Monthly Archives: March 2017

LeetCode Reconstruct Itinerary

LeetCode Reconstruct Itinerary
Given a list of airline tickets represented by pairs of departure and arrival airports [from, to], reconstruct the itinerary in order. All of the tickets belong to a man who departs from JFK. Thus, the itinerary must begin with JFK.
Note:

  1. If there are multiple valid itineraries, you should return the itinerary that has the smallest lexical order when read as a single string. For example, the itinerary ["JFK", "LGA"] has a smaller lexical order than ["JFK", "LGB"].
  2. All airports are represented by three capital letters (IATA code).
  3. You may assume all tickets form at least one valid itinerary.

Example 1:
tickets = [["MUC", "LHR"], ["JFK", "MUC"], ["SFO", "SJC"], ["LHR", "SFO"]]
Return ["JFK", "MUC", "LHR", "SFO", "SJC"].
Example 2:
tickets = [["JFK","SFO"],["JFK","ATL"],["SFO","ATL"],["ATL","JFK"],["ATL","SFO"]]
Return ["JFK","ATL","JFK","SFO","ATL","SFO"].
Another possible reconstruction is ["JFK","SFO","ATL","JFK","ATL","SFO"]. But it is larger in lexical order.

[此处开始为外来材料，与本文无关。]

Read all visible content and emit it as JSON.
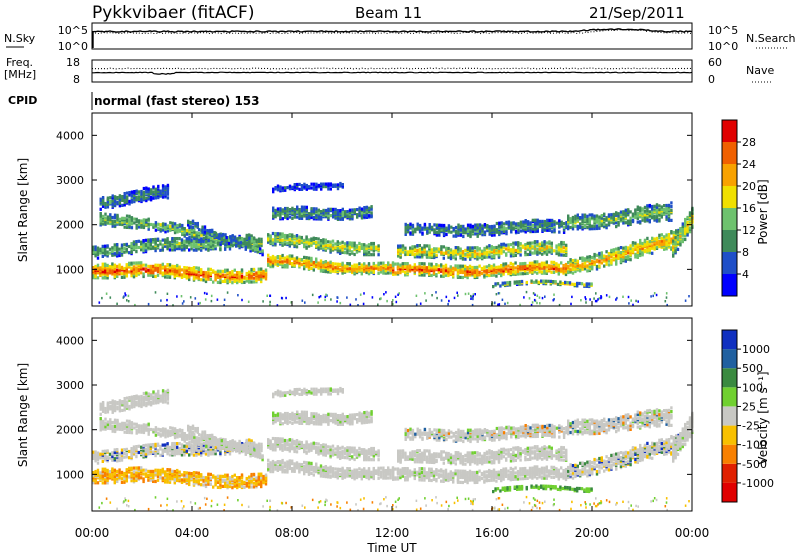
{
  "header": {
    "station": "Pykkvibaer (fitACF)",
    "beam": "Beam 11",
    "date": "21/Sep/2011"
  },
  "noise_panel": {
    "left_label": "N.Sky",
    "left_ticks": [
      "10^5",
      "10^0"
    ],
    "right_label": "N.Search",
    "right_ticks": [
      "10^5",
      "10^0"
    ]
  },
  "freq_panel": {
    "left_label_1": "Freq.",
    "left_label_2": "[MHz]",
    "left_ticks": [
      "18",
      "8"
    ],
    "right_label": "Nave",
    "right_ticks": [
      "60",
      "0"
    ]
  },
  "cpid": {
    "label": "CPID",
    "value": "normal (fast stereo) 153"
  },
  "chart_data": [
    {
      "type": "heatmap",
      "name": "power",
      "ylabel": "Slant Range [km]",
      "yticks": [
        1000,
        2000,
        3000,
        4000
      ],
      "ylim": [
        180,
        4500
      ],
      "xlim_hours": [
        0,
        24
      ],
      "colorbar_label": "Power [dB]",
      "colorbar_ticks": [
        "28",
        "24",
        "20",
        "16",
        "12",
        "8",
        "4"
      ],
      "colors": [
        "#0000ff",
        "#1f4fc8",
        "#3f8a5a",
        "#6ec26e",
        "#f0e000",
        "#f8a200",
        "#f06000",
        "#e00000"
      ]
    },
    {
      "type": "heatmap",
      "name": "velocity",
      "ylabel": "Slant Range [km]",
      "yticks": [
        1000,
        2000,
        3000,
        4000
      ],
      "ylim": [
        180,
        4500
      ],
      "xlim_hours": [
        0,
        24
      ],
      "colorbar_label": "Velocity [m s⁻¹]",
      "colorbar_ticks": [
        "1000",
        "500",
        "100",
        "25",
        "-25",
        "-100",
        "-500",
        "-1000"
      ],
      "colors": [
        "#1030c0",
        "#2060a0",
        "#3a8a40",
        "#70d030",
        "#c8c8c4",
        "#f8c000",
        "#f88000",
        "#e02000",
        "#e00000"
      ]
    }
  ],
  "x_axis": {
    "ticks": [
      "00:00",
      "04:00",
      "08:00",
      "12:00",
      "16:00",
      "20:00",
      "00:00"
    ],
    "label": "Time UT"
  }
}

给定一系列机票,每张机票标明了A→B的一段旅程,现在要求把所有的机票旅程连成一条完整的长距离航线,要求起点是JFK。如果有多条合法的航线,则输出字典序最小的那条。
显然要转换为图的问题,每个机场转换为一个点,每张机票转换为一条边,然后从JFK开始DFS,保留每条合法的航线,然后sort取字典序最小的航线。
把问题转换为图不难,使用hash给每个机场编号,然后新建一个图。在图中以JFK开始DFS也不难,每深入DFS一层,机票数目减1,当机票数目为0时,DFS结束,找到一条合法航线。
我一开始是这么做的,但是TLE了,因为这样可能会进行很多次DFS, 找到多条航线,还需要sort取字典序最小的航线。
有没有办法一次找到字典序最小的航线呢,只需要在DFS的时候,每次都从字典序最小的机场开始下一层DFS,这样第一次DFS成功的航线肯定是字典序最小的航线。
所以我们给机场编号的时候,先使用map记录,map会自动按key的字典序从小到大排好。然后遍历map重新编号,并且用hash2记录编号和机场的对应关系。这样,在DFS的时候,从0→n的遍历,就自动是按字典序从小到大遍历。
代码如下:

class Solution {
private:
	bool dfs(string& ans, vector<string>& hash2, vector<vector<int>>& graph, int start, int lines) {
		if (lines == 0) return true;
		int n = hash2.size();
		for (int i = 0; i < n; ++i) { // 字典序从小到大深搜
			if (graph[start][i] > 0) {
				--graph[start][i];
				ans += hash2[i];
				if (dfs(ans, hash2, graph, i, lines - 1))return true;
				++graph[start][i];
				ans = ans.substr(0, ans.size() - 3);
			}
		}
		return false;
	}
public:
	vector<string> findItinerary(vector<pair<string, string>> tickets) {
		map<string, int> hash1;
		vector<string> hash2;
		int cnt = 0, n = tickets.size();
		for (int i = 0; i < tickets.size(); ++i) { // 记录
			hash1[tickets[i].first] = 0;
			hash1[tickets[i].second] = 0;
		}
		for (auto it = hash1.begin(); it != hash1.end(); ++it) {
			it->second = cnt++; // 字典序从小到大编号
			hash2.push_back(it->first);
		}
		vector<vector<int>> graph(cnt, vector<int>(cnt, 0)); // 构图
		for (int i = 0; i < tickets.size(); ++i)++graph[hash1[tickets[i].first]][hash1[tickets[i].second]];
		int start = hash1["JFK"];
		string ans = "JFK";
		dfs(ans, hash2, graph, start, n); // 深搜
		vector<string> Itinerary;
		for (int i = 0; i <= ans.size() - 3; i += 3)Itinerary.push_back(ans.substr(i, 3));
		return Itinerary;
	}
};

本代码提交AC,用时22MS。

LeetCode 132 Pattern

LeetCode 132 Pattern
Given a sequence of n integers a1, a2, ..., an, a 132 pattern is a subsequence ai, aj, ak such that i < j < k and ai < ak < aj. Design an algorithm that takes a list of n numbers as input and checks whether there is a 132 pattern in the list.
Note: n will be less than 15,000.
Example 1:

Input: [1, 2, 3, 4]
Output: False
Explanation: There is no 132 pattern in the sequence.

Example 2:

Input: [3, 1, 4, 2]
Output: True
Explanation: There is a 132 pattern in the sequence: [1, 4, 2].

Example 3:

Input: [-1, 3, 2, 0]
Output: True
Explanation: There are three 132 patterns in the sequence: [-1, 3, 2], [-1, 3, 0] and [-1, 2, 0].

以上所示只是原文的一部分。